寺が次々に門を閉め始めた18時頃、バスで西寧へ引き返すことにする。
宿の近くで昨日昼食を食べた同じ店で夕食。近隣でコメを出す店がここぐらいしか見当たらない。逆にこの店は麺を出さない異色の存在なので、地元客があまり寄り付かないようでもある。加えて一品一品の値段も高めで量も少ない。
西寧の町を歩くと日本と同じようにティッシュ配りをしている人がいる。ここ中国では日本よりも受け取ってもらえる確率は高いだろう(中国のトイレにはトイレットペーパーがついていることはまずないので)。
スマホアプリのmaps.meで見てみると現在の宿:理体青年旅舎(Lete Hostel)が3軒あることになっており、その旨を主人に伝えると明日早速maps.meに抗議するとのこと。以前ロシア人客に指摘されたことがあり、お前が2人目だと言われる。彼が娘の誕生日に外国のコインを渡したいというので、持っていた日本円硬貨を渡す。5円玉のように穴の開いたコインは世界的にも珍しいだろう。

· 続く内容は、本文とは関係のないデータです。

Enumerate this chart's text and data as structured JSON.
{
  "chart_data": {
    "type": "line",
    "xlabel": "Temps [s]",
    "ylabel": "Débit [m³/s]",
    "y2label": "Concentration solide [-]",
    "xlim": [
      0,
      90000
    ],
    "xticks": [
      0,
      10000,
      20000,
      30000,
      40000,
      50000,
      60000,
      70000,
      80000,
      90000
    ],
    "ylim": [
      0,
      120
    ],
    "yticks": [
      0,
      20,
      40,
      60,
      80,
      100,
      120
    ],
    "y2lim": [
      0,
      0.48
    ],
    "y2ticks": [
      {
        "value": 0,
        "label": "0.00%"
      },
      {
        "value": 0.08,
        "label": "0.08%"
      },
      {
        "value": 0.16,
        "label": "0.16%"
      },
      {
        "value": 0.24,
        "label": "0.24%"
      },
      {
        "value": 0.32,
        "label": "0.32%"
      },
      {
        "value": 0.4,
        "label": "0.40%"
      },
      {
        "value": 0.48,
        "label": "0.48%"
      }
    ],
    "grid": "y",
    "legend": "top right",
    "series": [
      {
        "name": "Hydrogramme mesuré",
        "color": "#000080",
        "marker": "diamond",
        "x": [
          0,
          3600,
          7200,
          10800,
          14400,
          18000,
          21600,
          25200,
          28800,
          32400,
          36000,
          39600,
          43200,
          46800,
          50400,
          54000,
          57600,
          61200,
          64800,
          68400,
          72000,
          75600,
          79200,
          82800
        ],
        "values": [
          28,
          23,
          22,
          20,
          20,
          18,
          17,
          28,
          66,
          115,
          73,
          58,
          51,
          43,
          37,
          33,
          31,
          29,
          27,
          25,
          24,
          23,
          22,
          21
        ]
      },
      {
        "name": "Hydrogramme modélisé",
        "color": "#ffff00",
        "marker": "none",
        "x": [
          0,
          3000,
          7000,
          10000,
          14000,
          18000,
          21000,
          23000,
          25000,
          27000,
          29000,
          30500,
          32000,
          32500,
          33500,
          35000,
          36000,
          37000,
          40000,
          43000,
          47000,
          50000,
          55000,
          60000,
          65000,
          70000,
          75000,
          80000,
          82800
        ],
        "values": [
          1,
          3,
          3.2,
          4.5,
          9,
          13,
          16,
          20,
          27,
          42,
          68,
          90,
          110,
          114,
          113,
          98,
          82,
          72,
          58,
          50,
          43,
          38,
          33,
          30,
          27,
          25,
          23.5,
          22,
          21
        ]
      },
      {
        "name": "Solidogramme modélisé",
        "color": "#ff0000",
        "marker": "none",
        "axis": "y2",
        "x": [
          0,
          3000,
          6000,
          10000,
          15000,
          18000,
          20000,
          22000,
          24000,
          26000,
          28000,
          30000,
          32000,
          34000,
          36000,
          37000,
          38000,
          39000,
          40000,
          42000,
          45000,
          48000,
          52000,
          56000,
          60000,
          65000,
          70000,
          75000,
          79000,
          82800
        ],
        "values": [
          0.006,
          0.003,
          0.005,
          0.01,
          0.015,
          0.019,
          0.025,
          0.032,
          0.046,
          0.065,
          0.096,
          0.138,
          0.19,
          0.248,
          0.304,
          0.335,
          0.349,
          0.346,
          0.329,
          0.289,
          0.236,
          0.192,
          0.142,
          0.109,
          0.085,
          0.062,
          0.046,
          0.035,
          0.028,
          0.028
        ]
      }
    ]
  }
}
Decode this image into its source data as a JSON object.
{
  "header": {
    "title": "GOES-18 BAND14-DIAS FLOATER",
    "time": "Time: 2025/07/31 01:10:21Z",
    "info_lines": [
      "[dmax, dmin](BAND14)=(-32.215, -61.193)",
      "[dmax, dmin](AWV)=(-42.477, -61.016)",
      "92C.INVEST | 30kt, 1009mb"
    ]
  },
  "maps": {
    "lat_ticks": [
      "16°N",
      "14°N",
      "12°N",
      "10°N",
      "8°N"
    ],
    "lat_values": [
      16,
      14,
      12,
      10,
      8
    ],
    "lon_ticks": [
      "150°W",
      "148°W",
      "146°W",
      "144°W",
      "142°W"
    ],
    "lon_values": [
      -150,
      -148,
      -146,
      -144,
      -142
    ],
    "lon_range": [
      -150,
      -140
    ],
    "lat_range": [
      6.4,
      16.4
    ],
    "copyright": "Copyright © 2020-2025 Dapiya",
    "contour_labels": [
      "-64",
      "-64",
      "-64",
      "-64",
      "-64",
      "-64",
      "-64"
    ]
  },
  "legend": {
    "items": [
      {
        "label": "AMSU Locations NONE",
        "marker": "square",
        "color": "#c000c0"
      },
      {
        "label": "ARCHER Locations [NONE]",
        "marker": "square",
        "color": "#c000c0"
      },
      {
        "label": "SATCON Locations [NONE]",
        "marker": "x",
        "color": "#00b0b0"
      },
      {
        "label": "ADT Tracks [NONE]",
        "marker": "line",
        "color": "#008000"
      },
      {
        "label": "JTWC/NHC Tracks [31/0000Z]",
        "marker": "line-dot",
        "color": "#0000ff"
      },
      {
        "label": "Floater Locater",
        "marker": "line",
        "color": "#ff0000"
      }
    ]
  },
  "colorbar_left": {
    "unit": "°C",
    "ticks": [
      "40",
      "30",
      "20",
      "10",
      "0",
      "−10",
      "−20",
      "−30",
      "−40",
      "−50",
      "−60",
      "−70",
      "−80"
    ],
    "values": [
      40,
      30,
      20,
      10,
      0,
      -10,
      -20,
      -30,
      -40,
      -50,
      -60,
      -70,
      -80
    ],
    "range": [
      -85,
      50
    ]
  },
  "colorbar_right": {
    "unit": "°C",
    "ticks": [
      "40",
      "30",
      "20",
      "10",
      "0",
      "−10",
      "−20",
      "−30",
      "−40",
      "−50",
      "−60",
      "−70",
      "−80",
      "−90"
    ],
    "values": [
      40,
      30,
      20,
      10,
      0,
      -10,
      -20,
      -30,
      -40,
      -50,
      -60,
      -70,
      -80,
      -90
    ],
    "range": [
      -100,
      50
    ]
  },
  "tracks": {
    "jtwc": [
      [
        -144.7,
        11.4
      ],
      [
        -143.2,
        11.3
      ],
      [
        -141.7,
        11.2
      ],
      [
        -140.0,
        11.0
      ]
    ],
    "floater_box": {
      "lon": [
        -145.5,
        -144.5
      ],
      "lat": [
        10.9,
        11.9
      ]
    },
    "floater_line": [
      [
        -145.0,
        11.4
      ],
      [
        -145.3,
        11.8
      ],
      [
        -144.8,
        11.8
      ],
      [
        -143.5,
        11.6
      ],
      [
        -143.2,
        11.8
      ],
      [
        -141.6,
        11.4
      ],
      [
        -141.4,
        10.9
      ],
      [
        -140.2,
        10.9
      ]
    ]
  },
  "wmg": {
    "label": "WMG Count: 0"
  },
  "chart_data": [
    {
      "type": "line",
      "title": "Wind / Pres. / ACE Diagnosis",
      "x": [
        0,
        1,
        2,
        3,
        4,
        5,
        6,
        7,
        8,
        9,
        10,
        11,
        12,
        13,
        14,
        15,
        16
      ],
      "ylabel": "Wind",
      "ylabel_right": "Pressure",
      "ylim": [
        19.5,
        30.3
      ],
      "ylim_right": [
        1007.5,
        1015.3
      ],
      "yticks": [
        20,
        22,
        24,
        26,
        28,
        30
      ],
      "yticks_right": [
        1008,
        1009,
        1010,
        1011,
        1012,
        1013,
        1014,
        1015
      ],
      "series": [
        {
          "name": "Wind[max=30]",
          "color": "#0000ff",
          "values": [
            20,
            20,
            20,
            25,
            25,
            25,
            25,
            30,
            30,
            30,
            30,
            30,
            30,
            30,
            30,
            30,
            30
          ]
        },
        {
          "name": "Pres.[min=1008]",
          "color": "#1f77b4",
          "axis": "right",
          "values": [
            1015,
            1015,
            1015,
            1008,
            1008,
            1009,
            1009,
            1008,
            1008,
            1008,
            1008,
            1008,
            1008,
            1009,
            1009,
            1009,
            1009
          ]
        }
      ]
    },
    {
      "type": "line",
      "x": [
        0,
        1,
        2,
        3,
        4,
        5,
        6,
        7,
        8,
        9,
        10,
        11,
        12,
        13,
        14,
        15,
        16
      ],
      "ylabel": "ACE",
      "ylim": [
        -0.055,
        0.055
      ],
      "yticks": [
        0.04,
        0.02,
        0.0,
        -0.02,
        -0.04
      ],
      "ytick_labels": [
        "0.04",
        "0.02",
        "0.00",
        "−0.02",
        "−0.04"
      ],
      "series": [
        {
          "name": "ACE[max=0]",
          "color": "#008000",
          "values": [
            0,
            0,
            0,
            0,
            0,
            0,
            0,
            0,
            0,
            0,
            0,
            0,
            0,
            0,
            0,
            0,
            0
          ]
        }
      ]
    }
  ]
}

今日タール寺で会った老婆の巡礼者の目が忘れられない。彼女は自分を中国人(漢民族)と誤解したようで、この上ない憎しみのこもった眼差しでこちらをにらみ、何か呪詛の言葉をつぶやいた。違うんだと言いたかったが、結局何も言えなかった。チベット人の漢民族に対する感情には非常に厳しいものがある。漢民族はチベットの寺院を次々に破壊し、チベット人を弾圧し、チベット文化を根絶やしにしようとしていると感じている人は少なくない。自分は中国人ではなく日本人なんだと言ったところでよそ者、部外者であることには変わりはない。チベットの過酷な現状を知るにつれ、物見遊山の自分がそこにのこのこと踏み込んでいくことに引け目を感じるようになってしまった。以前チベット圏を旅した時に比べて、チベットが心理的に逆に遠くなった、懐に入って行きづらく感じた、そんな1日だった。